Dokumen dalam Pusaran Investigasi
Transkrip nilai itu sendiri merupakan salah satu dari ratusan dokumen yang sedang jadi perhatian. Bareskrim Polri disebut menayangkannya sebagai bagian dari 709 dokumen yang kini berada di Polda Metro Jaya. Dari sekian banyak berkas, Dokter Tifa memilih untuk menyoroti tajam transkrip Jokowi ini.
“Transkrip nilai abal-abal ini,”
Begitu ia menegaskan dalam cuitannya, tanpa banyak basa-basi.
Janji untuk “Menguliti” di Persidangan
Dokter Tifa tak berhenti di situ. Ia bahkan sudah menyiapkan rencana untuk mempertanyakan langsung dokumen tersebut. Ia berjanji akan menguliti persoalan ini jika nantinya sampai terjadi persidangan dan Joko Widodo hadir.
“Jika sampai Sidang terjadi, maka saya akan tanyakan habis-habisan kepada Joko Widodo yang harus HADIR di setiap sidang!”
Tekadnya terasa kuat, nyaris seperti tantangan. Namun begitu, ia juga menyelipkan sindiran ke arah almamater Jokowi, Universitas Gadjah Mada (UGM). Baginya, ada keanehan dalam proses kelulusan.

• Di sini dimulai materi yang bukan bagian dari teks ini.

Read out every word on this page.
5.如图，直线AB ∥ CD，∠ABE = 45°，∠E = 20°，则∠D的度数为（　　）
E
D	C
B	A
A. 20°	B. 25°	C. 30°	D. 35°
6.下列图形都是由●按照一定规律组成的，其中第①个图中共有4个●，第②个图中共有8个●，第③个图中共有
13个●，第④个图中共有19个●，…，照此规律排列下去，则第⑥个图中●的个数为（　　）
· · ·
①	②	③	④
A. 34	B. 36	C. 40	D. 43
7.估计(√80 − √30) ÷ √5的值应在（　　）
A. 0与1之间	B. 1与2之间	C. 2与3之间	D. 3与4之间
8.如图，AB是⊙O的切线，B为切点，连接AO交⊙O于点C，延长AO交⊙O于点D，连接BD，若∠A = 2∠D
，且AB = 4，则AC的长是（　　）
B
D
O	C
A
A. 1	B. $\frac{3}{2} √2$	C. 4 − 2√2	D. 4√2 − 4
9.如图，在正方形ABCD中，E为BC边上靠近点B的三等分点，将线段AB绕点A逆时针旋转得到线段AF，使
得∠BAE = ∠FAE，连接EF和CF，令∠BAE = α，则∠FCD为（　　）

“Salah satu pertanyaan saya adalah bagaimana mungkin UGM meluluskan mahasiswa yang memiliki transkrip nilai amburadul seperti ini,”
paparnya, menyiratkan keraguan terhadap validitas akademik tersebut.
Pengecekan Masih Akan Berlanjut
Untuk saat ini, Dokter Tifa mengaku sudah menyelesaikan pengecekan terhadap ijazah dan transkrip nilai Jokowi. Tapi, tampaknya ini baru permulaan. Masih ada ratusan dokumen lain yang masuk dalam daftar periksaannya.